What is a Property Bond?
Property bonds, otherwise known as property investment bonds are a means for developers to raise money from investors in the form of a loan. The intention is to fund the projects during the earlier stages of development. Generally, the bond it is a legally binding agreement between the investor and the property developer. The investors' capital is offered as a loan to the development company and the contract between them explains how the investment will be used, the interest payable for the investment, how the capital will be secured and when the investment will be repaid to the investor.
How do Property Bonds Work?
Any company may issue bonds as means of raising finance. With property bonds, these are usually issued by developers, or construction companies for the purposes of funding property development. To protect the investors' capital against loss, once the bonds are issued they are secured against the property, or land with a legal charge.
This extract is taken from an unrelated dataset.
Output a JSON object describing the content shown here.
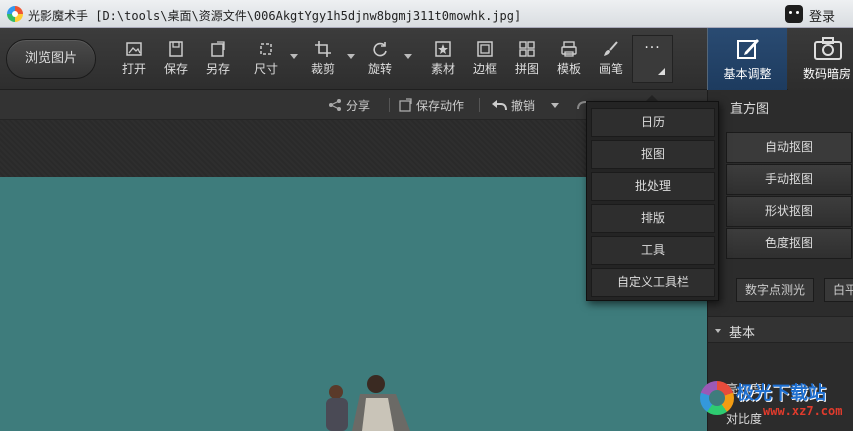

These charges offer collateral and security for investors and are registered on the property title at the Land Registry Office. Depending on the terms of the agreement (usually 2-5 year) the lender (investor) will be paid a rate of interest after which point the bond matures and the loan amount is returned.
What is a charge on a property?
When a legal charge is applied to a property bond it brings with it a great deal of security. It ensures that the investors' capital will be repaid even if there is a default and the development company can not fulfil their obligations, as expected. This is done by securing the loan against assets that will be sold to return the investors' capital, in the event of the worst case coming to fruition. Where there is a legal charge within the bond, investors can feel more comfortable investing their money, given this degree of security provided. Usually, the firm that issues the bond will have the right to seize the development, or whatever assets have been pledged as collateral to ensure the investors' capital is safe. Essentially, this type of charge is very similar and works in the same way to what you might have come to expect when taking out a mortgage on a house, for example.
What if the development company becomes insolvent?
Any property bond worth investing in will structure the asset-to-liability ratio so that the debt is covered. This means that in the event of a default from the development company, the investors' capital will be repaid via sale of assets that were used as collateral. These measures ensure that your capital is protected, once invested.